30.10.2020 - PDF

Grundeinkommen gewinnt in Österreich an Zustimmung

  • Die Zustimmung zum Bedingungslosen Grundeinkommen (BGE) hat sich in Österreich seit Ende April um fast sieben Prozentpunkte erhöht. Jede/r Vierte, die oder der noch im April dagegen war, befürwortet nun das BGE.
  • Die neuen Befürworter*innen (d.h. jene, die im April noch dagegen waren) gehören überwiegend keiner sozial prekären Gruppe an. Unter ihnen sind besonders viele Menschen, die in der öffentlichen Verwaltung, im verarbeitenden Gewerbe und im Gesundheits- und Sozialbereich tätig sind. 
  • Neue Befürworter*innen sind zudem überwiegend in Österreich und in den 1960er- und 1970er-Jahren geboren (“Generation X”), haben wenig Änderungen im Beruf durch Corona erlebt bzw. kommen mit der finanziellen Situation im Haushalt aktuell laut eigener Aussage gut zurecht.
  • Diese Daten lassen uns vermuten, dass die betreffenden Personen ihre Meinung zum BGE nicht primär deshalb geändert haben, weil sie sich davon eine Verbesserung ihrer eigenen momentanen Lage erhoffen, sondern weil sich ihre Meinung zum Thema generell verändert hat.

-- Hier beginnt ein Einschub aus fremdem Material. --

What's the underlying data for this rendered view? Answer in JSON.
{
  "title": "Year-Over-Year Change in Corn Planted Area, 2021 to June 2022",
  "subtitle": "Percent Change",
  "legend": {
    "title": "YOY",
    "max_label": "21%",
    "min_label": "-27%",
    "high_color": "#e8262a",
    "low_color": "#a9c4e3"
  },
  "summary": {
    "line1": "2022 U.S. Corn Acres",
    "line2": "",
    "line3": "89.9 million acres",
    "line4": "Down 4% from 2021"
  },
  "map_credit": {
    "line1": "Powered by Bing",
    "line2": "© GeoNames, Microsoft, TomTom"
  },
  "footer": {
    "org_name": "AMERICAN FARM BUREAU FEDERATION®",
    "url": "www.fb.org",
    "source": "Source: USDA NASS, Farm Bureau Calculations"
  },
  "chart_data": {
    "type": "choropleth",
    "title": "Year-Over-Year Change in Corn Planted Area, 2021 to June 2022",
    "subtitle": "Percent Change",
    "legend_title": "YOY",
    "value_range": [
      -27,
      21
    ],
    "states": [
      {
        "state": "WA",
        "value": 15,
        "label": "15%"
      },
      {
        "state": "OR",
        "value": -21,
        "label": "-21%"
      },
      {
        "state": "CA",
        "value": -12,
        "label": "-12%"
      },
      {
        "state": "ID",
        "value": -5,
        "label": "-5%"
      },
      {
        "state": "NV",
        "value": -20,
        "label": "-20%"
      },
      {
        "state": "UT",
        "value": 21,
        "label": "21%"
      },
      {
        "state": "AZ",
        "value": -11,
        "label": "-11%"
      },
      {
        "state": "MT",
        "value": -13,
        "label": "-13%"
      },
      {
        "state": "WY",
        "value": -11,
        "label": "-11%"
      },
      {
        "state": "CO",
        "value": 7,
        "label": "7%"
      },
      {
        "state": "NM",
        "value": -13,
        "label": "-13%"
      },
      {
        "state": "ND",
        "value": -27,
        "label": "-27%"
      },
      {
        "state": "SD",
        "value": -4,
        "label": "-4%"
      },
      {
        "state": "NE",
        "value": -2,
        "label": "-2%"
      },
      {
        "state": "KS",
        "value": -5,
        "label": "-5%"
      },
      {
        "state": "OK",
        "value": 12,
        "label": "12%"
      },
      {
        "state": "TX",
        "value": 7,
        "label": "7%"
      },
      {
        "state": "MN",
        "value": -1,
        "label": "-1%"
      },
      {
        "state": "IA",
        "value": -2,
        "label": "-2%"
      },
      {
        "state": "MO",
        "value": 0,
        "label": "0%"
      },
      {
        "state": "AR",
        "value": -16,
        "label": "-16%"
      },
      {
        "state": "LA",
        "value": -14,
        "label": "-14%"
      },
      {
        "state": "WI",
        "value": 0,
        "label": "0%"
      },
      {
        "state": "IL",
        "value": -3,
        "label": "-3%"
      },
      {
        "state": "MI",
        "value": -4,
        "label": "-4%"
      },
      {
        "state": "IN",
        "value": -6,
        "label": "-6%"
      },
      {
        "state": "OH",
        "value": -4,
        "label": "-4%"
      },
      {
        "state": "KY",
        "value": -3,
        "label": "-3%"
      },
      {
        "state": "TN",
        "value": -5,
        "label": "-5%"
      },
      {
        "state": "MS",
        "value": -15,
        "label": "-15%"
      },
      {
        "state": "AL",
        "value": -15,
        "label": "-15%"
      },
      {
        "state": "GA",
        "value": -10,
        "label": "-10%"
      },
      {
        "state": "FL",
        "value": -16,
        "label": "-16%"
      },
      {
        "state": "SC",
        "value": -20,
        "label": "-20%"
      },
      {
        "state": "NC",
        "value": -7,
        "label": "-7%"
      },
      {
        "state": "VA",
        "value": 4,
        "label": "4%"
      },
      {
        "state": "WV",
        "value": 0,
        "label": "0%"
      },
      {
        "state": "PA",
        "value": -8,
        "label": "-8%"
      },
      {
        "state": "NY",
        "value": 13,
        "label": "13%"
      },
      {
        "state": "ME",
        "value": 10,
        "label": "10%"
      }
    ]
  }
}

Von Lukas Schlögl und Barbara Prainsack

Im April 2020, also zum ersten Höhepunkt der Corona-Krise, befragte das Austrian Corona Panel Projekt (ACPP) in einer repräsentativen Umfrage die österreichische Bevölkerung (ab 14 Jahren) zum Thema BGE. Angelehnt an eine Fragestellung des European Social Survey (ESS) im Jahr 2016 wurde der Begriff des BGE als Transfer definiert, der aus Steuern finanziert wird, der die grundlegenden Lebenshaltungskosten deckt, der viele andere Sozialleistungen ersetzt und der jeder Person in gleicher Höhe zusteht, egal ob sie arbeitet oder nicht. Wie in einem früheren Blogbeitrag dargestellt, waren Ende April 2020, als die Zustimmung zum BGE im ACPP erstmals abgefragt wurde, kaum Veränderung gegenüber 2016 zu verzeichnen. Zustimmung und Ablehnung des BGE hielten sich Ende April, mitten im Corona-Lockdown, wie bereits 2016, mit jeweils etwa 40% Zustimmung und Ablehnung ziemlich die Waage.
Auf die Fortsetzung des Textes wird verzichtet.